- Born: November 9, 1952 (age 73) New York City, U.S.
- Education: Colgate University (BA) Columbia University Graduate School of Journalism (MS)
- Occupations: Journalist, foreign correspondent, columnist, editor, blogger, author
- Spouse: Deborah Ibert
- Children: Andrew, David
- Writing career
- Notable awards: Gerald Loeb Award for Distinguished Business and Financial Journalism 1985 2004 ; Pulitzer Prize 1999 ;

= Michael Hiltzik =

American columnist and reporter (born 1952)

Michael A. Hiltzik (born November 9, 1952) is an American columnist, reporter and author who has written extensively for the Los Angeles Times. In 1999, he won a beat reporting Pulitzer Prize for co-writing a series of articles about corruption in the music industry with Chuck Philips. He won two Gerald Loeb Awards for Distinguished Business and Financial Journalism.
==Career==
Hiltzik was a journalist at the Buffalo Courier-Express in (Buffalo, New York) in 1974–1978 . He was a staff writer at the Providence Journal-Bulletin (Providence, Rhode Island) 1979–1981. He joined The Los Angeles Times as a financial writer from 1981 to 1983 and was its financial correspondent in New York City 1982–1988, Nairobi bureau chief 1988–1993, Moscow correspondent 1993–1994. He was a financial staff writer, editor, and columnist at the Times 1994–2006.
More recently, he began writing a column about business and economic issues in the US West Coast.

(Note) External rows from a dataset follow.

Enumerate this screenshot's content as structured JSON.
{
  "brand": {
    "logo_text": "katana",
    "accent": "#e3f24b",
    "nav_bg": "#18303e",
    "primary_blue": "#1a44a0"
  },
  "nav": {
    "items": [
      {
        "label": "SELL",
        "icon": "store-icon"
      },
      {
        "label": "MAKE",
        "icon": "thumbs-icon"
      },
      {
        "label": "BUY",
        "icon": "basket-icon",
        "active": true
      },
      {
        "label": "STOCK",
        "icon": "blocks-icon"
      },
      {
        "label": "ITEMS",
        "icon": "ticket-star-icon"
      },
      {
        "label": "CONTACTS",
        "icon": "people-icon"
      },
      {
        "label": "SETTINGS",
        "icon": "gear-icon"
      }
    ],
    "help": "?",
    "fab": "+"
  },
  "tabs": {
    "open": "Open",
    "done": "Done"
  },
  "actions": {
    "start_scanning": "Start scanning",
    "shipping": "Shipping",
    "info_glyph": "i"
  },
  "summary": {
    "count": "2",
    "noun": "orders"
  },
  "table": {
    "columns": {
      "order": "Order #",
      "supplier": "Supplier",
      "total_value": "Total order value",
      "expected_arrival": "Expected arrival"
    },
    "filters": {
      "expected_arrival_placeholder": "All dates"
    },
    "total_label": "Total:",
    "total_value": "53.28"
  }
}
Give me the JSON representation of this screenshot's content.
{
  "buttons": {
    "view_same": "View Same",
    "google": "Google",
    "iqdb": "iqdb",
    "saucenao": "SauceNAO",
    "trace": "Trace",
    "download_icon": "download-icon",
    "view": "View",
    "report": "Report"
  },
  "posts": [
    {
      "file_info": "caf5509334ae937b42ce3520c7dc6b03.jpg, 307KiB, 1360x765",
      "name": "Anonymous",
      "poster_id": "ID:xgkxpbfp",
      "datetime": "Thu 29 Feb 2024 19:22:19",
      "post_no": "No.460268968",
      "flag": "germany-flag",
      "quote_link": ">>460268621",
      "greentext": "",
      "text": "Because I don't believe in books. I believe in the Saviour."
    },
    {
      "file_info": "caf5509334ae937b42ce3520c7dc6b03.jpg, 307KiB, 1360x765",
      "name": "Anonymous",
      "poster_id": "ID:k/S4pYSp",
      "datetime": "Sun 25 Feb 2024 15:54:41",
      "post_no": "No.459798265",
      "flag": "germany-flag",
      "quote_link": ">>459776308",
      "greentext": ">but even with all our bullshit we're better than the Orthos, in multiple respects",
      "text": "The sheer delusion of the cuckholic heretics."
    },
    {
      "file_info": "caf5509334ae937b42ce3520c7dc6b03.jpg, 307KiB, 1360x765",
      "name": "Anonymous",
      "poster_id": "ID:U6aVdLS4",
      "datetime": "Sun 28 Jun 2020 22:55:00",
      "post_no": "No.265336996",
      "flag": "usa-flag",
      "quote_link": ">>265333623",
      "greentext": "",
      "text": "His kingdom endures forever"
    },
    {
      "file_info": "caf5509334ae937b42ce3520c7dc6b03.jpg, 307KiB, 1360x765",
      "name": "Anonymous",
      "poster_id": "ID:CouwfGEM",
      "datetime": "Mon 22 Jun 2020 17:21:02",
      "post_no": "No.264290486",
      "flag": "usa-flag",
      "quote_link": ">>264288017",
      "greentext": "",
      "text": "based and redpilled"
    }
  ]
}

In 1985, Hiltzik shared a Gerald Loeb Award Honorable Mention for Large Newspapers for "Takeovers". He won Silver Gavel award from the American Bar Association and the Overseas Press Club cited his reporting on East African issues. In 1996 he was a finalist for two Pulitzer Prizes for his reporting on health care issues in California and his reporting on a major entertainment merger between Disney and ABC.

Along with Times staff writer Chuck Philips, Hiltzik won the 1999 Pulitzer Prize for their series on corruption and bribes in the music industry. The year-long series exposed corruption in the music business in three different areas: The Academy of Recording Arts and Sciences raised money for an ostensible charity that netted only pennies on the dollar for its charity; radio station "payola", for airplay of new recordings; and the proliferation of exploitive and poorly conceived medical detox programs for celebrities. Mark Saylor, then entertainment editor of the business section of the paper, said it was gratifying because it recognized "aggressive reporting on the hometown industry . . . where The LA Times has long labored under a cloud, the misperception that ...[they]... were soft on the entertainment industry". The series led to the removal of C. Michael Green, then Grammy chief.

In 2004, Hiltzik won a Gerald Loeb Award for Commentary.

In 2006, Hiltzik was suspended without pay from the LA Times for sockpuppeting on his blog "The Golden State". Hiltzik admitted to posting under false names on multiple sites, using the pseudonym "Mikekoshi" to criticize commentators Hugh Hewitt and Patrick Frey. In December 2009, the LA Times announced that Hiltzik would be returning to the paper as a business columnist.

In January 2022, Hiltzik was criticized for a column where he encouraged public humiliation of unvaccinated people who died from COVID-19. He said, "mockery is not necessarily the wrong reaction to those who publicly mocked anti-COVID measures and encourage others to follow suit, before they perished of the disease the dangers of which they belittled".

==Books==
- "A death in Kenya : the murder of Julie Ward" (1991)
- "Dealers of lightning : Xerox PARC and the dawn of the computer age" (1999)
- "The plot against Social security : how the Bush administration is endangering our financial future" (2005)
- "Colossus : Hoover Dam and the making of the American century" (2010)
- "The New Deal: A Modern History" (2011)
- "Big Science: Ernest Lawrence and the Invention that Launched the Military-Industrial Complex" (2015)
- "Iron Empires: Robber Barons, Railroads, and the Making of Modern America" (2020)
- Golden State: The Making of California. New York: HarperCollins, 2025. ISBN 978-0-358-53934-6.

===Radio interviews===
Hiltzik has been interviewed about internet privacy matters on talk radio shows such as the Norman Goldman Show.